Yüzyılın belki de tüm dünyadaki en büyük eğitim reformu Köy Enstitüleri için ne söylemek istersiniz? Kitap projeniz var mı?

-Köy Enstitüleri ne yazık ki bizim değerini bilemediğimiz çok önemli bir kurumdu. Ben Atatürk Devrimini; bir kalkınma, çağdaşlaşma, demokratikleşme devrimi olarak görür ve Atatürk’ün bunu sağlayacak olan Cumhuriyeti üç temel sütun üzerine kurduğunu düşünürüm;

1-    Laik devlet,

2-    Milli devlet,

3-    Üniter devlet.

Bu sütunlardan biri yıkılırsa diğer ikisi de ayakta duramaz. Diğer tüm devrimlerin bu üç sütunu korumak ve devrimin saydığımız amaçlarını gerçekleştirmek için yapıldığını düşünürüm. Yani Cumhuriyeti koruyacak insan unsurunu yetiştirmek için. Bu amaçla, halk evleri, millet mektepleri vb birçok kurum kurulduğu gibi Köy Enstitülerinin de temeli aynı amaçla atılmıştır. Ne yazık ki değeri bilinmemiş ve kapatılmıştır. İsmet İnönü’de çok sonra bir Fransız gazeteciyle yaptığı röportajda büyük bir hata yaptıklarını itiraf etmiştir. Bugün artık bu hataya üzülmeyi bırakıp, Köy Enstitüleri modelini örnek alarak çağımıza uygun yeni eğitim kurumlarını kurmamız gereklidir.
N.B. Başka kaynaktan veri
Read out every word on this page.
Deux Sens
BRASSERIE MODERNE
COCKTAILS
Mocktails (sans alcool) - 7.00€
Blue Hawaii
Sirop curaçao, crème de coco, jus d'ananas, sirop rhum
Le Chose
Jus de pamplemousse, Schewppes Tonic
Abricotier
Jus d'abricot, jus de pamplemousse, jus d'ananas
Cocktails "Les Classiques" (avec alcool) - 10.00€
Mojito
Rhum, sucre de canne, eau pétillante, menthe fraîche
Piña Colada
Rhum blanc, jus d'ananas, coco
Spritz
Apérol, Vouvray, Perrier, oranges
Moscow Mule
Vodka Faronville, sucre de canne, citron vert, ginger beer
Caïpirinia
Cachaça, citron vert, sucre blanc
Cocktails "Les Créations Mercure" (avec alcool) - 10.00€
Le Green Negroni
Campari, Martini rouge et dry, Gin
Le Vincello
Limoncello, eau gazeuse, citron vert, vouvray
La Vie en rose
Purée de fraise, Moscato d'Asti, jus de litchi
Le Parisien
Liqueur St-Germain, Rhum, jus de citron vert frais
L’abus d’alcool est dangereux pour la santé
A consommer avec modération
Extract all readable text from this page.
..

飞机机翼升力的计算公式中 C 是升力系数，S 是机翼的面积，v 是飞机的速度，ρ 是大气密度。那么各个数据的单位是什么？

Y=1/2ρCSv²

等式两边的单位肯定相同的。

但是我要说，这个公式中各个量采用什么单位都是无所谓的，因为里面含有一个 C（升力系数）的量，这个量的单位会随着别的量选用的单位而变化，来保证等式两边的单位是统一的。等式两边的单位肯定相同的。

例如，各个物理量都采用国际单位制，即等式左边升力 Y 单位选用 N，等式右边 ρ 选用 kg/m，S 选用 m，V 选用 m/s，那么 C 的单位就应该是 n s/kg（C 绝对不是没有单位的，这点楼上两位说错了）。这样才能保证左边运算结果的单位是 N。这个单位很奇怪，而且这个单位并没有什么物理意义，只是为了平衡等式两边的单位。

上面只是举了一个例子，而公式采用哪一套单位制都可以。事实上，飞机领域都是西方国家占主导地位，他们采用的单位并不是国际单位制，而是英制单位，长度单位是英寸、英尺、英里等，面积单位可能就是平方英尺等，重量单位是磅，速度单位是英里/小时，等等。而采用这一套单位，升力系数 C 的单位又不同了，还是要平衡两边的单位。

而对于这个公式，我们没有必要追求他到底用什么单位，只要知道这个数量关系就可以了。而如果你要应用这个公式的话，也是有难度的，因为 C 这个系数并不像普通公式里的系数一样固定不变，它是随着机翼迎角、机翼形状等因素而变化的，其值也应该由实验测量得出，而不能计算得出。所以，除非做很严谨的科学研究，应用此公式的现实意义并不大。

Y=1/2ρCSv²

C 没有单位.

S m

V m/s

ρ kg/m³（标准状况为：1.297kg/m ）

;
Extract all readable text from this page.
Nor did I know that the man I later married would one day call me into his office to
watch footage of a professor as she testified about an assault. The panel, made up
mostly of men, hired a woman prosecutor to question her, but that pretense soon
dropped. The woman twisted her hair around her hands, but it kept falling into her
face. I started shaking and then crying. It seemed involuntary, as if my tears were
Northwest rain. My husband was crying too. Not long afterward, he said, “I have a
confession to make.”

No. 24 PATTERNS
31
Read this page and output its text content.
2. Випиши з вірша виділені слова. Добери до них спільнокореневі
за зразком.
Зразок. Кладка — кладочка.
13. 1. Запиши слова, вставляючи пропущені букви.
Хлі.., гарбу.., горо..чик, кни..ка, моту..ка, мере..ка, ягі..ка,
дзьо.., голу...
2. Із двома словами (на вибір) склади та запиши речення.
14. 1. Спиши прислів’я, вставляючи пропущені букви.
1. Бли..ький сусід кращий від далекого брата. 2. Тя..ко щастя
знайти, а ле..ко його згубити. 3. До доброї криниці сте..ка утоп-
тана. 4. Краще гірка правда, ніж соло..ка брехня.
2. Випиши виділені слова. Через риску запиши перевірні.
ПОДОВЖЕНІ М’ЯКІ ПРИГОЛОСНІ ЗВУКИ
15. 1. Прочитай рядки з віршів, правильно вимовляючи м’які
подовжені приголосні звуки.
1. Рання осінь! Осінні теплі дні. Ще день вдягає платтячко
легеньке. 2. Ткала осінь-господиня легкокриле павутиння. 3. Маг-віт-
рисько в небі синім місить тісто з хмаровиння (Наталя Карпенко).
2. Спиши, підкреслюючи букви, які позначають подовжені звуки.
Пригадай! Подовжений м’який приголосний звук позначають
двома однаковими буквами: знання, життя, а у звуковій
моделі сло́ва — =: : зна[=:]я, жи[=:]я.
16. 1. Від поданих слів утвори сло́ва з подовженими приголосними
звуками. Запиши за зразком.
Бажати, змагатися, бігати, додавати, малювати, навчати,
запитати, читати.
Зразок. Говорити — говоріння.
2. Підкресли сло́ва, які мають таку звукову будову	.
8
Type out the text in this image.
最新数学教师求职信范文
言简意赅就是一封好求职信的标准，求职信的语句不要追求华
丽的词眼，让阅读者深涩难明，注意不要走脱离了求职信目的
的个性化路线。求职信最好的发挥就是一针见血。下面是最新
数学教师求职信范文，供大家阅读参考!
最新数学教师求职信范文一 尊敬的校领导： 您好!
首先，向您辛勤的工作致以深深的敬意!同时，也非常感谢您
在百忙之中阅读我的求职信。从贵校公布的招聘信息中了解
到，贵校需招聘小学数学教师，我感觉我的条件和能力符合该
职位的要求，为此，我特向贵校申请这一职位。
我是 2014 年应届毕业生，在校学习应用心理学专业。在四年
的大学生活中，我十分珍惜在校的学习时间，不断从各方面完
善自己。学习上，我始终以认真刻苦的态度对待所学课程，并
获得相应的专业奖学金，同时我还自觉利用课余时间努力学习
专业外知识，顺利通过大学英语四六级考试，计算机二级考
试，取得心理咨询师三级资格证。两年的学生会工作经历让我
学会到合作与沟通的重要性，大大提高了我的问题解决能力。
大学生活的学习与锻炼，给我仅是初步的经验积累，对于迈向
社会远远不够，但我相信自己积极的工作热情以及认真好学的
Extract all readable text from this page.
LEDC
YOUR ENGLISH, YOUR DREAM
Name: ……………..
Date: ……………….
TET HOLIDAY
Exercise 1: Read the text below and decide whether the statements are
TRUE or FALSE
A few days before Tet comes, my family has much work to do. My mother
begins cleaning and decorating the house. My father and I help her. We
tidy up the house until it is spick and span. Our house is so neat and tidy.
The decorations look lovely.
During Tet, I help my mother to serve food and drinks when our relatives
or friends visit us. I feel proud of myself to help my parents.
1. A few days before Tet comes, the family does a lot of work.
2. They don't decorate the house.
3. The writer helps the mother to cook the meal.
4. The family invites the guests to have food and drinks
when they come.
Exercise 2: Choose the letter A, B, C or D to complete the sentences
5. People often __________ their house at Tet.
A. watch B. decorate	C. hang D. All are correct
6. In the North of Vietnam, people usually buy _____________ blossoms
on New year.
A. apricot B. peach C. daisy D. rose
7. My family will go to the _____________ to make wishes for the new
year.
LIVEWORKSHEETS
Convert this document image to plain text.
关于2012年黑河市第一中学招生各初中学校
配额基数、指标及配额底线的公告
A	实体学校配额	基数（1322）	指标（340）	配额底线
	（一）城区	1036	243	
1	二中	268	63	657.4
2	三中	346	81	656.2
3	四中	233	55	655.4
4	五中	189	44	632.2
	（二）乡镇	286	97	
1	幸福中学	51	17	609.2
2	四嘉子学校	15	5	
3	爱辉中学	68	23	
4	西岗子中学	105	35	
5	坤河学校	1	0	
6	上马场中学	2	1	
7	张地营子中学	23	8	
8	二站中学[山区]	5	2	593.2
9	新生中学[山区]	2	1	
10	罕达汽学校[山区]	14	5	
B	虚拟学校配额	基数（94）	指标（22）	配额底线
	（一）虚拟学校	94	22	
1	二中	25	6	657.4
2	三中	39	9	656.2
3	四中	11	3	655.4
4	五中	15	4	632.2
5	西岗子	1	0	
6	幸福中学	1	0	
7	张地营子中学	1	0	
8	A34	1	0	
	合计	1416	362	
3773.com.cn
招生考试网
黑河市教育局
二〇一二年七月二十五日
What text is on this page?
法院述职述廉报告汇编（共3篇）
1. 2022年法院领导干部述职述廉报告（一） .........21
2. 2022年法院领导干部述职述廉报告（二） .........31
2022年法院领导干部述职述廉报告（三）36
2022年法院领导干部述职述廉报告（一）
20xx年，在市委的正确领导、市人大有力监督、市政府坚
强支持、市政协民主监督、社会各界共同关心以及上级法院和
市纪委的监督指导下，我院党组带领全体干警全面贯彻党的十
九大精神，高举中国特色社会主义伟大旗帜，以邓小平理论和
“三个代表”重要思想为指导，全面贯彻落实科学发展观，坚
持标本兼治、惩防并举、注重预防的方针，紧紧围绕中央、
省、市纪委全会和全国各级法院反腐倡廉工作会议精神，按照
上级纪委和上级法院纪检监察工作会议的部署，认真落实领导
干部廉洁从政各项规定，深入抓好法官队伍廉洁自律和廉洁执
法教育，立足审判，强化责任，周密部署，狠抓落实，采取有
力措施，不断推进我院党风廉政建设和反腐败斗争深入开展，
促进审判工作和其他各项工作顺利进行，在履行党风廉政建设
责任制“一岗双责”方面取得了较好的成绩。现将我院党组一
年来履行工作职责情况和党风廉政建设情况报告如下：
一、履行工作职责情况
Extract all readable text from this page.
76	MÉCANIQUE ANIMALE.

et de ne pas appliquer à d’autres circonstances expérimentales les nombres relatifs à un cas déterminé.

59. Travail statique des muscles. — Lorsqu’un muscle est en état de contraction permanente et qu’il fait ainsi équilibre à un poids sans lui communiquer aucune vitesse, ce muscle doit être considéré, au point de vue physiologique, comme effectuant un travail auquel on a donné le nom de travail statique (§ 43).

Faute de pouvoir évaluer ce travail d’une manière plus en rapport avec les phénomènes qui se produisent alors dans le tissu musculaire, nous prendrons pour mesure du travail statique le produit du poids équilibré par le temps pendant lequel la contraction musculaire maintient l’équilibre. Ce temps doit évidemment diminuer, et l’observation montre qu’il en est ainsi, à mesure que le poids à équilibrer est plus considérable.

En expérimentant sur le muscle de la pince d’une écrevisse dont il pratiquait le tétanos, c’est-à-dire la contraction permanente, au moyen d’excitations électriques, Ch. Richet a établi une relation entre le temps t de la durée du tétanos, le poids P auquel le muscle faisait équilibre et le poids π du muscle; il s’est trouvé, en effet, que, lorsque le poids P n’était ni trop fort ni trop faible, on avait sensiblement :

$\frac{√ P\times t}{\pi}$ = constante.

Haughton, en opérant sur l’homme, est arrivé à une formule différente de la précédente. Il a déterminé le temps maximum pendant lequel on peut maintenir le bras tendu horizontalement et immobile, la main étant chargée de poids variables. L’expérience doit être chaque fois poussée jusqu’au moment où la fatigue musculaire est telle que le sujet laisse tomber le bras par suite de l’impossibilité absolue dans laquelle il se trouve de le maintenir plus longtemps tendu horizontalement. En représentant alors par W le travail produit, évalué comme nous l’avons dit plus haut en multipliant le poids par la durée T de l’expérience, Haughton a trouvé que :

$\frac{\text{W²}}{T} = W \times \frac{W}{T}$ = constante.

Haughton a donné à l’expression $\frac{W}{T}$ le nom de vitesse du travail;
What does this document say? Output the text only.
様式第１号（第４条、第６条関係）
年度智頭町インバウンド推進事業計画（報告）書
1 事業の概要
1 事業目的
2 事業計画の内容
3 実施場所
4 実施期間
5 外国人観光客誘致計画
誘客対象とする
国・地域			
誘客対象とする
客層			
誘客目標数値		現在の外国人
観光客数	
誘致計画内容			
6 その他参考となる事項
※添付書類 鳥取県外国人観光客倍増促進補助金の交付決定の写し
Gerçekliği sorgulayan mizah anlayışınız nasıl ortaya çıkıyor? 

-Siyaset de Avukatlık da Atatürkçülük de ciddi iştir. Ama ciddi işler asık suratla yapılmak zorundadır diye bir kural yok. Tebessüm hem kendimize hem de çevremize en iyi gelen ilaçtır. Barışa şiirimde “Güvecin ağzında zeytin dalıdır, insan yüzündeki hoş bir tebessüm!” demiştim. Tebessüm etmeden, gülmeden bu dünyanın çekilmez olduğunu düşünürüm. Bir gün stj. avukatlar ve hukuk fakültesi öğrencilerinden oluşan 200-250 kişilik bir gençlik topluluğuna konuşma yapıyordum. Arada çay molası verdiğimizde; sonradan Eskişehir’den geldiğini öğrendiğim ve beni okuluna davet etmek isteyen bir genç kızımız bana seslenerek; ”Ulvi Bey! Cep telefonunuzu ve soyadınız alabilir miyim?” diye sordu. 

“Size cep telefonumu verebilirim ama soyadımı veremem!” dedim “Çünkü ne yazık ki ben zaten evliyim!” Bunun üzerine bir meslektaşım yanıma gelerek;” Yaptığınız espri beni çok şaşırttı. “ dedi. 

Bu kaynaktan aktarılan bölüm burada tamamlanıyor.